What is Toughness?

Description

Toughness is the resistance of steel to fracture and chipping under impact. It has an inverse relationship with hardness — softer steels absorb more energy before breaking. Measured via Charpy impact test (ASTM E23), toughness is critical for scissors because blade-on-blade contact creates repeated micro-impacts.

What is Toughness?

Toughness is the resistance of steel to fracture and chipping under impact or sudden loading. It has a well-documented inverse relationship with hardness — as steel gets harder, it becomes more brittle. Toughness is measured using the Charpy impact test (ASTM E23), where VG-10 scores approximately 5.8 ft-lbs per Knife Steel Nerds data. For scissors, toughness is critical because blade-on-blade contact creates repeated micro-impacts during every cut.

Why It Matters for Scissors

Every time scissors close, the two blades make contact along the cutting edge. This blade-on-blade interaction produces micro-impacts that accumulate over thousands of cuts. A steel with insufficient toughness will develop micro-chips along the edge — visible under magnification as tiny scallops that degrade cutting performance.

The practical difference is visible when scissors are dropped on a hard salon floor. A 440C scissor at HRC 58-60 is relatively tough — the tip will bend on impact, which can be straightened by a sharpener.
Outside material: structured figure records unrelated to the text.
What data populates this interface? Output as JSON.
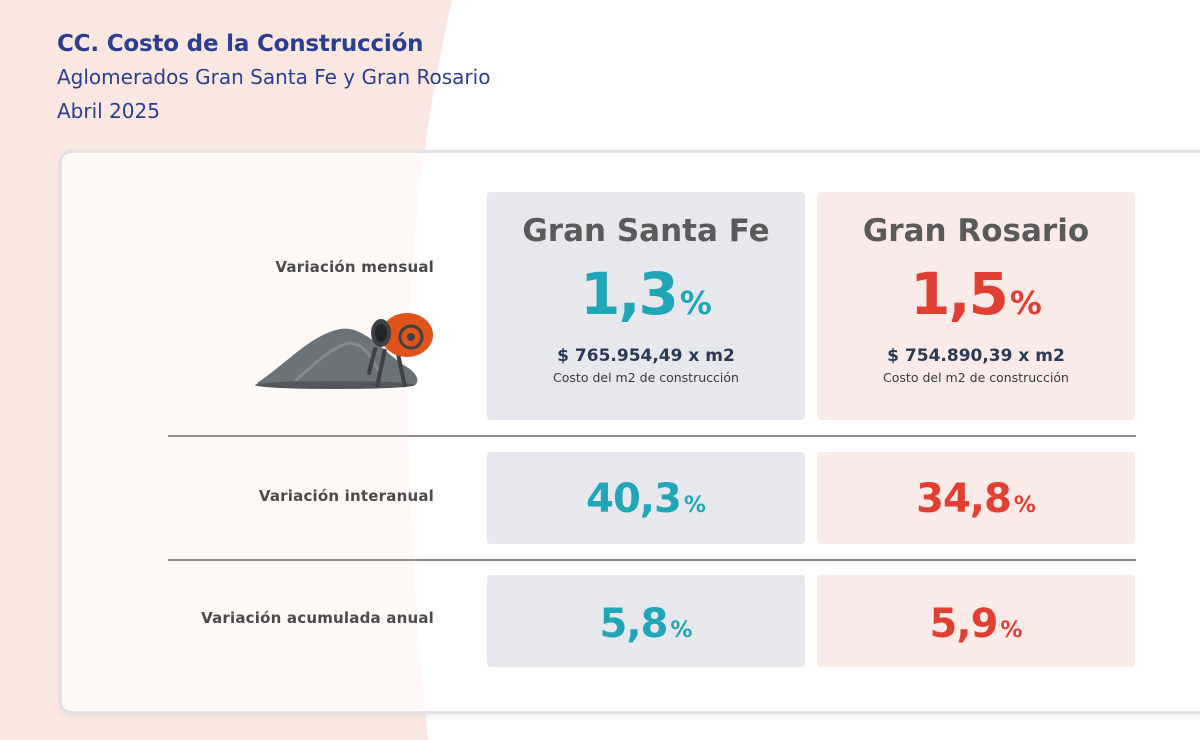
{
  "header": {
    "title": "CC. Costo de la Construcción",
    "subtitle": "Aglomerados Gran Santa Fe y Gran Rosario",
    "period": "Abril 2025"
  },
  "rows": {
    "mensual": "Variación mensual",
    "interanual": "Variación interanual",
    "acumulada": "Variación acumulada anual"
  },
  "santa_fe": {
    "name": "Gran Santa Fe",
    "mensual": "1,3",
    "cost": "$ 765.954,49 x m2",
    "cost_label": "Costo del m2 de construcción",
    "interanual": "40,3",
    "acumulada": "5,8"
  },
  "rosario": {
    "name": "Gran Rosario",
    "mensual": "1,5",
    "cost": "$ 754.890,39 x m2",
    "cost_label": "Costo del m2 de construcción",
    "interanual": "34,8",
    "acumulada": "5,9"
  },
  "unit": "%",
  "colors": {
    "title": "#2a3f8f",
    "santa_fe_accent": "#1fa7b8",
    "rosario_accent": "#e03f32",
    "santa_fe_box": "#e6e8ed",
    "rosario_box": "#fbebe8",
    "background_shape": "#fbe7e1"
  },
  "illustration": "cement-mixer-and-sand-pile-icon"
}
A ZDP-189 scissor at HRC 65+ has almost zero toughness at the edge — the tip may fracture completely, requiring removal of material and shortening the blade.

For everyday salon use, a moderate toughness level (VG-10 at HRC 60-62) provides enough impact resistance to survive normal blade-on-blade cycling while maintaining good edge retention. Ultra-hard steels demand more careful handling and cutting technique.

Technical Detail
The Charpy V-notch impact test (ASTM E23) is the standard method for quantifying toughness. A notched sample is struck by a pendulum, and the energy absorbed before fracture is recorded in foot-pounds (ft-lbs) or joules. Typical Charpy values for scissor steels at their working hardness: - **440C at HRC 58-60:** ~8-10 ft-lbs. Relatively tough for a stainless steel, which is why 440C scissors survive drops better than premium alternatives. - **VG-10 at HRC 60-62:** ~5.8 ft-lbs per Knife Steel Nerds (KSN) Thermo-Calc and physical testing. The vanadium carbides are fine-grained, which helps maintain reasonable toughness despite the higher hardness. - **ATS-314 at HRC 62-63:** ~4-5 ft-lbs. The increased carbide volume and hardness reduce impact resistance. - **ZDP-189 at HRC 65-67:** ~2-3 ft-lbs. Extremely brittle at working hardness. These steels demand careful handling. The inverse hardness-toughness relationship is governed by microstructure. Higher hardness requires more martensite and more carbide, both of which are brittle phases. The softer retained austenite and any ferrite provide ductility and energy absorption. As heat treatment pushes toward maximum hardness, these softer phases are minimized, and toughness drops. Carbide size and distribution also affect toughness. Powder metallurgy steels (like HAP40 or ZDP-189) have finer, more uniformly distributed carbides than conventionally cast steels. This means that at equal hardness, a powder steel is typically tougher than its conventional equivalent — the fine carbides are less likely to act as crack initiation sites. In scissor design, toughness is managed not just through steel selection but also through blade geometry. Thicker blade cross-sections and reinforced tips compensate for lower steel toughness at higher hardness levels.

Sources

Frequently Asked Questions

Hardness and toughness are inversely related. As steel gets harder (higher HRC), it becomes more brittle and less able to absorb impact energy. A dropped HRC 65 scissor tip may shatter, while an HRC 58 tip would bend.

The Charpy impact test (ASTM E23) measures the energy a notched steel sample absorbs before fracturing. VG-10 scores approximately 5.8 ft-lbs per Knife Steel Nerds testing. Higher values indicate tougher steel.